2004-12-08 - 11:37 p.m.
family complain week

disclaimer, please read

i know i shouldn't complain, especially about my family, but i need to get it out of my system.

see, i have this sister, we'll call her ophelia.

ophelia is a huge pain in my ass.

ophelia worked as a teenager. her first job was at twelve. ophelia worked full time and went to school full time.

i turn 18 in two months to the day. i train as a cna for free. i volunteer at the rescue mission for free. i don't make money. and i don't go to school full time.

despite the fact that i have six college credits and am enrolled in my seventh, i still do not have a real job and i'm not at school like i should, or something.

i didn't know working as a dishwasher in a chinese restaurant was harder than giving a 300 pound man a shower by myself. i've gotten swat at, pinched, spit and yelled at but damn, nothing compares to cleaning rice stuck to a plate.

and ophelia wants me to get a full-time job, but ophelia doesn't want me to work because i won't be able to babysit her kid.

and ophelia thinks i have it so easy like i'm not struggling so hard to do right, like i'm not working to become a better person.

and ophelia dropped out of college not because she was failing or because she couldn't find a way to pay for schooling, but because she was lazy...

and she was sloppy as a teenager.

but it's horrific that i am.

i know it's one of my bad habits, but i have parents to breathe down my own neck. i do not need her to do it for them.

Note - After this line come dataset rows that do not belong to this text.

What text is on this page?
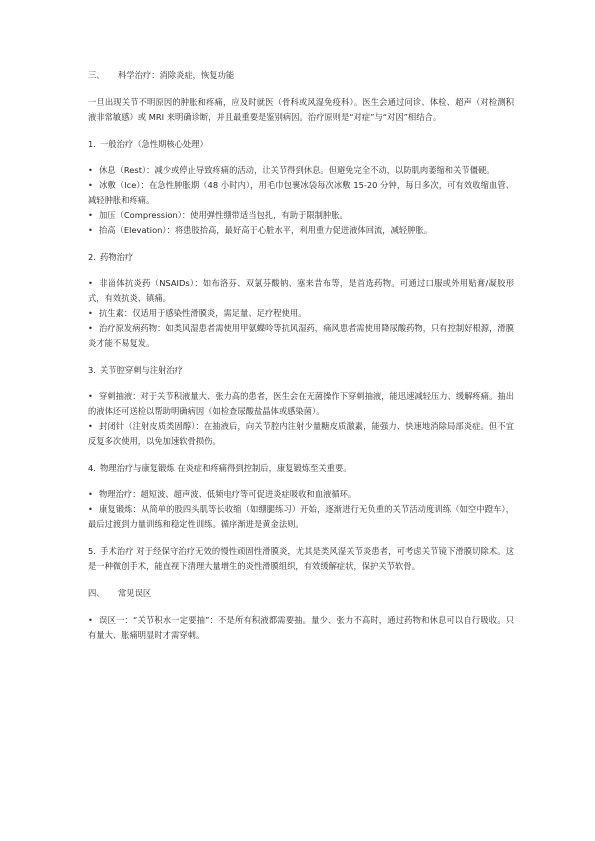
三、 科学治疗：消除炎症，恢复功能

一旦出现关节不明原因的肿胀和疼痛，应及时就医（骨科或风湿免疫科）。医生会通过问诊、体检、超声（对检测积液非常敏感）或 MRI 来明确诊断，并且最重要是鉴别病因。治疗原则是“对症”与“对因”相结合。

1. 一般治疗（急性期核心处理）

• 休息（Rest）：减少或停止导致疼痛的活动，让关节得到休息。但避免完全不动，以防肌肉萎缩和关节僵硬。

• 冰敷（Ice）：在急性肿胀期（48 小时内），用毛巾包裹冰袋每次冰敷 15-20 分钟，每日多次，可有效收缩血管、减轻肿胀和疼痛。

• 加压（Compression）：使用弹性绷带适当包扎，有助于限制肿胀。

• 抬高（Elevation）：将患肢抬高，最好高于心脏水平，利用重力促进液体回流，减轻肿胀。

2. 药物治疗

• 非甾体抗炎药（NSAIDs）：如布洛芬、双氯芬酸钠、塞来昔布等，是首选药物。可通过口服或外用贴膏/凝胶形式，有效抗炎、镇痛。

• 抗生素：仅适用于感染性滑膜炎，需足量、足疗程使用。

• 治疗原发病药物：如类风湿患者需使用甲氨蝶呤等抗风湿药，痛风患者需使用降尿酸药物，只有控制好根源，滑膜炎才能不易复发。

3. 关节腔穿刺与注射治疗

• 穿刺抽液：对于关节积液量大、张力高的患者，医生会在无菌操作下穿刺抽液，能迅速减轻压力、缓解疼痛。抽出的液体还可送检以帮助明确病因（如检查尿酸盐晶体或感染菌）。

• 封闭针（注射皮质类固醇）：在抽液后，向关节腔内注射少量糖皮质激素，能强力、快速地消除局部炎症。但不宜反复多次使用，以免加速软骨损伤。

4. 物理治疗与康复锻炼 在炎症和疼痛得到控制后，康复锻炼至关重要。

• 物理治疗：超短波、超声波、低频电疗等可促进炎症吸收和血液循环。

• 康复锻炼：从简单的股四头肌等长收缩（如绷腿练习）开始，逐渐进行无负重的关节活动度训练（如空中蹬车），最后过渡到力量训练和稳定性训练。循序渐进是黄金法则。

5. 手术治疗 对于经保守治疗无效的慢性顽固性滑膜炎，尤其是类风湿关节炎患者，可考虑关节镜下滑膜切除术。这是一种微创手术，能直视下清理大量增生的炎性滑膜组织，有效缓解症状，保护关节软骨。

四、 常见误区

• 误区一：“关节积水一定要抽”：不是所有积液都需要抽。量少、张力不高时，通过药物和休息可以自行吸收。只有量大、胀痛明显时才需穿刺。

and she is two-faced. whenever i try to rationalize with her, to nicely point out she contradicts herself, especially with how she thinks i need a job but i also need to have her babysitting job as my first priority, she seems like she understands. she seems to empathize with me.

she tells all this stuff to my mom. the stuff about me not working and blah blah blah

and how i have it easy.

my mom and she are buddies. they talk on the phone every day. i'm not my mom's closest, or maybe even perhaps her best since i won't marry for money and status. my mom and she are buddies.

it's they.

she's going through a hard time right now. i need to understand that.

but gawd, she's crazy sometimes. she drives me insane.

but i guess that's what sisters are for.

and i know i don't portray the best charactor sometimes, but i never said i would be perfect. i just want to be accepted for atleast who i'm struggling to be.